Mercredi après-midi, nous avons reçu des places inattendues pour une projection.

Du coup, cette fois-ci, je vais en profiter pour vous raconter un peu comment ça fonctionne, l’obtention de places à Cannes système 2021. Vous allez voir, c’est amusant… Et chaque année, les règles du jeu sont susceptibles de changer, ce qui fait que c’est un peu comme lancer les dés sur un plateau de Jumanji, on ne sait jamais à l’avance comment les choses vont tourner.

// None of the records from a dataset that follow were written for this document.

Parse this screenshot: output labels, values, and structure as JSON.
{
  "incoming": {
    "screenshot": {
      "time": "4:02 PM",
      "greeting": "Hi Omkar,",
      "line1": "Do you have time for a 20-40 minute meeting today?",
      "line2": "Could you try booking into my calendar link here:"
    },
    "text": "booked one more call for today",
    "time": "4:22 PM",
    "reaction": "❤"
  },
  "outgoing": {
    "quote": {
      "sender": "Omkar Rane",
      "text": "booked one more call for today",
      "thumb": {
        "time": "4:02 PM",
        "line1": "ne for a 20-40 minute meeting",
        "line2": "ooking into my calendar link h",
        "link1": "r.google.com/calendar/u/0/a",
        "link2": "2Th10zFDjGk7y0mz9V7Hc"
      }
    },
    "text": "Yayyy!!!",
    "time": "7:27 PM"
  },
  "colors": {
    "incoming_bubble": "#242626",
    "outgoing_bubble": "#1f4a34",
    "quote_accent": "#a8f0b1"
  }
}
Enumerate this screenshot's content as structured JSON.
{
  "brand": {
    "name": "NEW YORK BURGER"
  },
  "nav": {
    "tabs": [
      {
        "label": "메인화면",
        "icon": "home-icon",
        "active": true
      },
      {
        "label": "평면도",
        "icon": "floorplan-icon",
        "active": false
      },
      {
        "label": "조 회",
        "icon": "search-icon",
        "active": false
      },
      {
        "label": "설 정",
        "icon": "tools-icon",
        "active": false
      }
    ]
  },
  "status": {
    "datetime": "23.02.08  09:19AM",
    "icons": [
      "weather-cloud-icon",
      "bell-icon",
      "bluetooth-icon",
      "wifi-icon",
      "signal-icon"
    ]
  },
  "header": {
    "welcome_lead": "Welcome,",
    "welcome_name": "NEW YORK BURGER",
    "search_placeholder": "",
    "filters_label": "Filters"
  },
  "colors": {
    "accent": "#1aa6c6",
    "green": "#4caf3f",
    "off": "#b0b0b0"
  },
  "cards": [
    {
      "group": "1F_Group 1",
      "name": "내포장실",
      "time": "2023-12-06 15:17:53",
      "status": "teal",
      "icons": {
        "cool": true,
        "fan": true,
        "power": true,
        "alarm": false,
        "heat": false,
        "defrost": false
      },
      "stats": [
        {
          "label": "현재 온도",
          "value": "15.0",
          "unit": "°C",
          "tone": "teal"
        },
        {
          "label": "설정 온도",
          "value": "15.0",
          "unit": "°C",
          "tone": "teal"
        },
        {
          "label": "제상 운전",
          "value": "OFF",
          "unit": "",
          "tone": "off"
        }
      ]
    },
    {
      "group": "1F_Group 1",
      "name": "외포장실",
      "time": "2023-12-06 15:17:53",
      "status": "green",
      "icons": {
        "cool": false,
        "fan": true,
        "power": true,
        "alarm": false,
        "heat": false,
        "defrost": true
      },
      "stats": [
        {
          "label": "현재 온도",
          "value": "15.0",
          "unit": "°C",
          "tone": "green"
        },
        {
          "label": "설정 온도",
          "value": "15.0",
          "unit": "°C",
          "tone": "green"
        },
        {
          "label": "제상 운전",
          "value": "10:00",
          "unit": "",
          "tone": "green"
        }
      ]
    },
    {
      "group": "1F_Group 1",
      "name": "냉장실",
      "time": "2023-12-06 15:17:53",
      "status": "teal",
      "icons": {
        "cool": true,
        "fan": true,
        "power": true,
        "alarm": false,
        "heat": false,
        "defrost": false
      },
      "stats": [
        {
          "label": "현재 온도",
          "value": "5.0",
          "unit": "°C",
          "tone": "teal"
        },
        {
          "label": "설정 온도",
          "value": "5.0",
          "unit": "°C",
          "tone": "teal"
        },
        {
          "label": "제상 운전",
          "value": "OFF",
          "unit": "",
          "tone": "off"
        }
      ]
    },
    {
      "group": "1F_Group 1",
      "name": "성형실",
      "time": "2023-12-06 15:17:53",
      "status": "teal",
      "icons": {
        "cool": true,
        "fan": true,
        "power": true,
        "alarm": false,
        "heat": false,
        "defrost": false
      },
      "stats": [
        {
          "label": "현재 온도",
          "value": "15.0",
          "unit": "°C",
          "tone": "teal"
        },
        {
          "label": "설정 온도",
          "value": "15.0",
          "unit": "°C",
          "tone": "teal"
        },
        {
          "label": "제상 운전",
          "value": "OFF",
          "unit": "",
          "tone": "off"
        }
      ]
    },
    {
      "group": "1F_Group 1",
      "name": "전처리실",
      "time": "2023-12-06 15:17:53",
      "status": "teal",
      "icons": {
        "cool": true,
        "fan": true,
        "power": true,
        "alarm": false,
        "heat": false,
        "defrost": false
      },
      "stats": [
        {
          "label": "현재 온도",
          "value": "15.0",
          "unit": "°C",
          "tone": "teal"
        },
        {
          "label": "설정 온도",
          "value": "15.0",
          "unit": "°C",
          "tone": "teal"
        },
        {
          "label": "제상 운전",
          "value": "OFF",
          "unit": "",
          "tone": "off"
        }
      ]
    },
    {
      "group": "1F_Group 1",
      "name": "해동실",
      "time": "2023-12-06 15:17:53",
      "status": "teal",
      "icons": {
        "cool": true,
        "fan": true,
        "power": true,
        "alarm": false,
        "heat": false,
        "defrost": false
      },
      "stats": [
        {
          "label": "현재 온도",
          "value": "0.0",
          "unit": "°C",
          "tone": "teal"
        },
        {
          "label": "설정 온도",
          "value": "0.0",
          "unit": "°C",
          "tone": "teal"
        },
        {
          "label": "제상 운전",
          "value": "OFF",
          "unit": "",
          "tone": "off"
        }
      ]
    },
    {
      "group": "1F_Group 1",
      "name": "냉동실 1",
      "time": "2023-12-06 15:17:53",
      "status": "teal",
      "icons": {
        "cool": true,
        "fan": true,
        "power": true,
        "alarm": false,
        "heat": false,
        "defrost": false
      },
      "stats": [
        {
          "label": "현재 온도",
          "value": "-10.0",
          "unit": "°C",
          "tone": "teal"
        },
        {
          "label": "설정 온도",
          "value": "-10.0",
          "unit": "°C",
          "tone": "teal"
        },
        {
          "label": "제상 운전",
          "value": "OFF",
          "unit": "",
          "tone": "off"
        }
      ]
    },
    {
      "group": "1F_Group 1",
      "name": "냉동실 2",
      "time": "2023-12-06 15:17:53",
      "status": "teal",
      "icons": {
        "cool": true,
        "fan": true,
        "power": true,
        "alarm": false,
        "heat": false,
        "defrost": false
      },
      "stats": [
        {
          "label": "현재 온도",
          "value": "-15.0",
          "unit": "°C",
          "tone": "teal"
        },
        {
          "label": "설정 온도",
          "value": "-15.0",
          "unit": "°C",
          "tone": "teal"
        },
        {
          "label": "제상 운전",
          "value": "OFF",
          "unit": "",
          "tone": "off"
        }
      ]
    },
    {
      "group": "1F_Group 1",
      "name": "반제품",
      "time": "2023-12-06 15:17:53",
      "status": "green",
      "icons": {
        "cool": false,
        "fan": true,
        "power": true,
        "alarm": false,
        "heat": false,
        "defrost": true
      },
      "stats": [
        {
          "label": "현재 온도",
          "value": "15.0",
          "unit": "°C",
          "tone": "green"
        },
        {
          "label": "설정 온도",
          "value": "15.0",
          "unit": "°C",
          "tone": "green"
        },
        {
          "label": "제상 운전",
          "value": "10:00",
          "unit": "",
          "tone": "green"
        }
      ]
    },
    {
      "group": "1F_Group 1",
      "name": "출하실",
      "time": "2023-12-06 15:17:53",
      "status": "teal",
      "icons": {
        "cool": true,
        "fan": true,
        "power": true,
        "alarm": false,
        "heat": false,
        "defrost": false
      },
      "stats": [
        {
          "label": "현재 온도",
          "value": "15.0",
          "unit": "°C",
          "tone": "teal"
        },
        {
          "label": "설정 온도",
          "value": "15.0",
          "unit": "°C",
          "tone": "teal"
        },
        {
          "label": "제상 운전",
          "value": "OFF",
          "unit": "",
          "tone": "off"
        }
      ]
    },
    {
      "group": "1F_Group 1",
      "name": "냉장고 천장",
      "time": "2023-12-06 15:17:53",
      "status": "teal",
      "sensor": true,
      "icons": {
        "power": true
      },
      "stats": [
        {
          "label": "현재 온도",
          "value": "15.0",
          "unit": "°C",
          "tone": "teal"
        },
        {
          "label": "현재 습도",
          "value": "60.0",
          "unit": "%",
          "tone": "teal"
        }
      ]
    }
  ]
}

Déjà, au commencement est l’accréditation. Celle-ci n’est pas nécessaire pour certaines compétitions parallèles, mais est obligatoire si on souhaite aller dans les « grosses salles » comme le GTL. (A moins d’être un VIP, qui possède des jokers permettant de s’affranchir toutes les règles.) L’accréditation est classée selon des niveaux de powaaa, selon que vous soyez un VIP, un professionnel de l’audiovisuel, un journaliste, un cinéphile ou un pauvre étudiant en cinéma. Votre couleur et vos droits d’accès sont établis en fonction de votre statut. Les petits badges vous sont remis dès le premier jour avec un cordon sponsorisé par Orange. Si vous aimez le tuning, vous pouvez acheter en boutique officiel des cordons d’autres couleurs pour accommoder votre badge avec la tenue du jour… A 10 € le tour de cou, faut être cependant très motivé.

Une fois que vous avez pu obtenir votre précieux sésame (à porter sur soi en toute circonstance comme un objet de gloire vous séparant du commun des mortels), il vous faut encore réussir à obtenir des billets, le nerf de la guerre.

Les billets sont gratuits et strictement invendables sous peine d’être foudroyé par Pierre Lescure himself. Quand vous en avez un, vous êtes obligé de l’utiliser ou de le refiler à quelqu’un d’autre, sans quoi des pénalités tombent sur vous et votre descendance. Cannes n’aime pas les fauteuils vides, toutes les salles doivent être remplies. Il est donc indispensable de respecter ses engagements et en cas d’indisponibilité, de trouver quelqu’un qui ira occuper votre siège à votre place. C’est là où ça devient intéressant.

Trois solutions pour obtenir des billets :

Méthode 1 : vous êtes un casse-cou et vous optez pour la chasse aux billets devant le Palais des Festival. C’est un peu comme chasser les Pokémon, mais avec plus de piquant. Vous attendez qu’un accrédité sauvage surgisse d’un buisson, vous lui sautez poliment dessus en lui demandant s’il aurait pas un billet à vous refiler pour la séance qui vous intéresse. A certaines heures de la journée, les gens vont spécialement devant le Palais du Festival pour se débarrasser de leurs billets quand ils savent qu’ils ne pourront se rendre à la séance.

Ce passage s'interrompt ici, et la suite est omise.